Studi dari National Association of College and Employer 2022, sebanyak 86 persen employer akan merekrut orang yang memiliki bukti bahwa dia pernah memecahkan masalah.
Survei dari ILO juga menyebutkan bahwa kemampuan problem-solving menjadi kemampuan yang paling dibutuhkan employer, yakni 62 persen.
Satu dimensi lagi yang menjadi ciri khas dari meta leader adalah kemampuannya untuk bekerja sama dengan berbagai pihak.
Meta leader mampu membangun hubungan baik dengan orang-orang yang terlibat dengannya.
Hubungan yang baik akan membuat kerja menjadi lebih efektif dan efisien serta merasa nyaman untuk bekerja sama.
Meta leader juga bisa berbaur dengan siapapun dan dengan latar belakang apapun. Ini karena keingintahuannya yang tinggi dan keahliannya di berbagai bidang, yang membuat mereka bisa berinteraksi dengan seorang marketer, ahli keuangan, diplomat, dan lain sebagainya.
Mereka bisa mempersatukan orang-orang dari beragam latar belakang dan menjadikannya satu tim yang solid.
Menurut studi yang berjudul Diversity and Inclusion (D&I) Global Market Report 2022, perusahaan yang beragam akan menghasilkan arus kas 2,5 kali lipat lebih banyak per karyawan. Selain itu, produktivitas juga meningkat sebesar 35 persen.
Tim yang inklusif dan memiliki hubungan yang erat juga berpengaruh terhadap produktivitas.
Studi dari RingCentral perusahaan piranti lunak di Amerika Serikat, tahun 2020 menemukan bahwa penyebab 71 persen pekerja merasa produktif adalah karena mereka terhubung dengan koleganya.
Artinya, mereka punya hubungan baik, yang membuat karyawan lebih semangat dalam bekerja. Ini sudah dibuktikan oleh McKinsey pada studinya tahun 2012.
Mereka menemukan, tim yang well-connected akan meningkat produktivitasnya dari 20 persen hingga 25 persen.

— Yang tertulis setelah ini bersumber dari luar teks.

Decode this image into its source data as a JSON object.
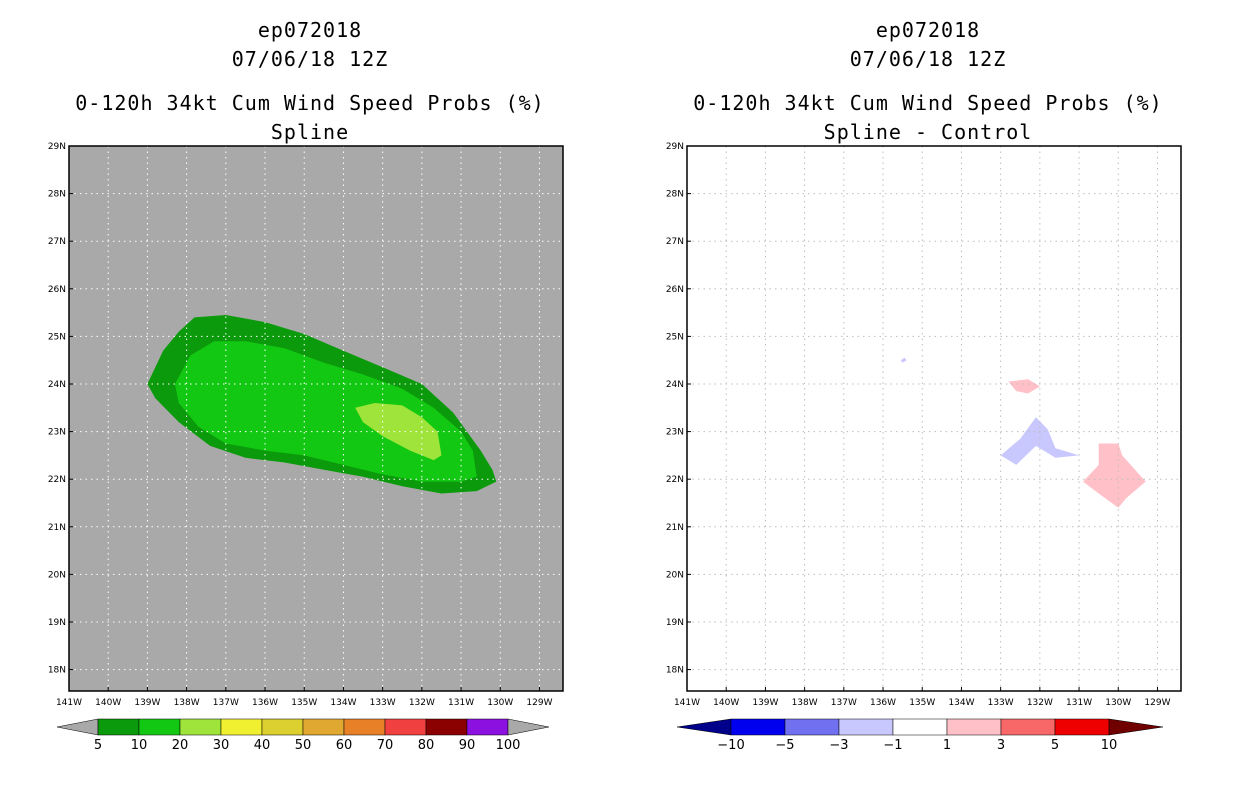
{
  "chart_data": [
    {
      "type": "heatmap",
      "name": "left",
      "title_lines": [
        "ep072018",
        "07/06/18 12Z",
        "0-120h 34kt Cum Wind Speed Probs (%)",
        "Spline"
      ],
      "x_ticks": [
        "141W",
        "140W",
        "139W",
        "138W",
        "137W",
        "136W",
        "135W",
        "134W",
        "133W",
        "132W",
        "131W",
        "130W",
        "129W"
      ],
      "y_ticks": [
        "29N",
        "28N",
        "27N",
        "26N",
        "25N",
        "24N",
        "23N",
        "22N",
        "21N",
        "20N",
        "19N",
        "18N"
      ],
      "xlim": [
        -141,
        -128.4
      ],
      "ylim": [
        17.55,
        29
      ],
      "background": "#a9a9a9",
      "grid": true,
      "contours": [
        {
          "level": 5,
          "color": "#0b9a0b",
          "points": [
            [
              -139,
              24
            ],
            [
              -138.6,
              24.7
            ],
            [
              -138.2,
              25.1
            ],
            [
              -137.8,
              25.4
            ],
            [
              -137,
              25.45
            ],
            [
              -136,
              25.3
            ],
            [
              -135,
              25.05
            ],
            [
              -134,
              24.7
            ],
            [
              -133,
              24.35
            ],
            [
              -132,
              24
            ],
            [
              -131.2,
              23.4
            ],
            [
              -130.5,
              22.6
            ],
            [
              -130.2,
              22.2
            ],
            [
              -130.1,
              21.95
            ],
            [
              -130.6,
              21.75
            ],
            [
              -131.5,
              21.7
            ],
            [
              -132.5,
              21.85
            ],
            [
              -133.5,
              22.05
            ],
            [
              -134.5,
              22.2
            ],
            [
              -135.5,
              22.35
            ],
            [
              -136.5,
              22.45
            ],
            [
              -137.4,
              22.7
            ],
            [
              -138.2,
              23.2
            ],
            [
              -138.8,
              23.7
            ]
          ]
        },
        {
          "level": 10,
          "color": "#12c812",
          "points": [
            [
              -138.3,
              24
            ],
            [
              -137.9,
              24.6
            ],
            [
              -137.3,
              24.9
            ],
            [
              -136.5,
              24.9
            ],
            [
              -135.5,
              24.75
            ],
            [
              -134.5,
              24.45
            ],
            [
              -133.5,
              24.2
            ],
            [
              -132.5,
              23.9
            ],
            [
              -131.7,
              23.5
            ],
            [
              -131,
              23
            ],
            [
              -130.7,
              22.6
            ],
            [
              -130.6,
              22.05
            ],
            [
              -131,
              21.95
            ],
            [
              -132,
              21.95
            ],
            [
              -133,
              22.1
            ],
            [
              -134,
              22.3
            ],
            [
              -135,
              22.5
            ],
            [
              -136,
              22.6
            ],
            [
              -137,
              22.75
            ],
            [
              -137.7,
              23.1
            ],
            [
              -138.2,
              23.6
            ]
          ]
        },
        {
          "level": 20,
          "color": "#9ee43a",
          "points": [
            [
              -133.7,
              23.5
            ],
            [
              -133.2,
              23.6
            ],
            [
              -132.5,
              23.55
            ],
            [
              -132,
              23.3
            ],
            [
              -131.6,
              23
            ],
            [
              -131.5,
              22.5
            ],
            [
              -131.7,
              22.4
            ],
            [
              -132.3,
              22.6
            ],
            [
              -133,
              22.9
            ],
            [
              -133.5,
              23.2
            ]
          ]
        }
      ],
      "colorbar": {
        "colors": [
          "#0b9a0b",
          "#12c812",
          "#9ee43a",
          "#f0f030",
          "#dcd030",
          "#e0a830",
          "#e88028",
          "#f04040",
          "#8b0000",
          "#8c10e0"
        ],
        "under_color": "#a9a9a9",
        "over_color": "#a9a9a9",
        "labels": [
          "5",
          "10",
          "20",
          "30",
          "40",
          "50",
          "60",
          "70",
          "80",
          "90",
          "100"
        ]
      }
    },
    {
      "type": "heatmap",
      "name": "right",
      "title_lines": [
        "ep072018",
        "07/06/18 12Z",
        "0-120h 34kt Cum Wind Speed Probs (%)",
        "Spline - Control"
      ],
      "x_ticks": [
        "141W",
        "140W",
        "139W",
        "138W",
        "137W",
        "136W",
        "135W",
        "134W",
        "133W",
        "132W",
        "131W",
        "130W",
        "129W"
      ],
      "y_ticks": [
        "29N",
        "28N",
        "27N",
        "26N",
        "25N",
        "24N",
        "23N",
        "22N",
        "21N",
        "20N",
        "19N",
        "18N"
      ],
      "xlim": [
        -141,
        -128.4
      ],
      "ylim": [
        17.55,
        29
      ],
      "background": "#ffffff",
      "grid": true,
      "contours": [
        {
          "level": -1,
          "color": "#c8c8ff",
          "points": [
            [
              -135.55,
              24.5
            ],
            [
              -135.45,
              24.55
            ],
            [
              -135.4,
              24.5
            ],
            [
              -135.5,
              24.45
            ]
          ]
        },
        {
          "level": 1,
          "color": "#ffc0c8",
          "points": [
            [
              -132.8,
              24.05
            ],
            [
              -132.3,
              24.1
            ],
            [
              -132,
              23.95
            ],
            [
              -132.3,
              23.8
            ],
            [
              -132.6,
              23.85
            ]
          ]
        },
        {
          "level": -1,
          "color": "#c8c8ff",
          "points": [
            [
              -133,
              22.5
            ],
            [
              -132.5,
              22.85
            ],
            [
              -132.1,
              23.3
            ],
            [
              -131.8,
              23.05
            ],
            [
              -131.6,
              22.65
            ],
            [
              -131,
              22.5
            ],
            [
              -131.6,
              22.45
            ],
            [
              -132.1,
              22.7
            ],
            [
              -132.6,
              22.3
            ]
          ]
        },
        {
          "level": 1,
          "color": "#ffc0c8",
          "points": [
            [
              -130.5,
              22.75
            ],
            [
              -130,
              22.75
            ],
            [
              -129.9,
              22.5
            ],
            [
              -129.3,
              21.95
            ],
            [
              -129.8,
              21.6
            ],
            [
              -130,
              21.4
            ],
            [
              -130.5,
              21.7
            ],
            [
              -130.9,
              21.95
            ],
            [
              -130.5,
              22.3
            ]
          ]
        }
      ],
      "colorbar": {
        "colors": [
          "#0000ee",
          "#7070f0",
          "#c8c8ff",
          "#ffffff",
          "#ffc0c8",
          "#f86868",
          "#ee0000"
        ],
        "under_color": "#00008b",
        "over_color": "#700000",
        "labels": [
          "-10",
          "-5",
          "-3",
          "-1",
          "1",
          "3",
          "5",
          "10"
        ]
      }
    }
  ]
}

Karena kemampuannya mempersatukan banyak pihak, meta leader mampu memimpin secara holistik.
Mereka dapat berkoordinasi dengan baik dengan atasannya, mampu memimpin bawahannya dan memperlakukan mereka dengan humanis.
Meta leader juga dapat mempersatukan orang-orang lintas organisasi. Meta leader adalah seorang well-rounded, dapat memimpin dari segala sisi.
Kemampuan ini tentunya menjadi aset untuk dapat menyelesaikan masalah global. Masalah global saat ini membutuhkan kerja sama dari berbagai pihak, mulai dari akademisi, universitas, institusi pemerintah, perusahaan, dan organisasi masyarakat.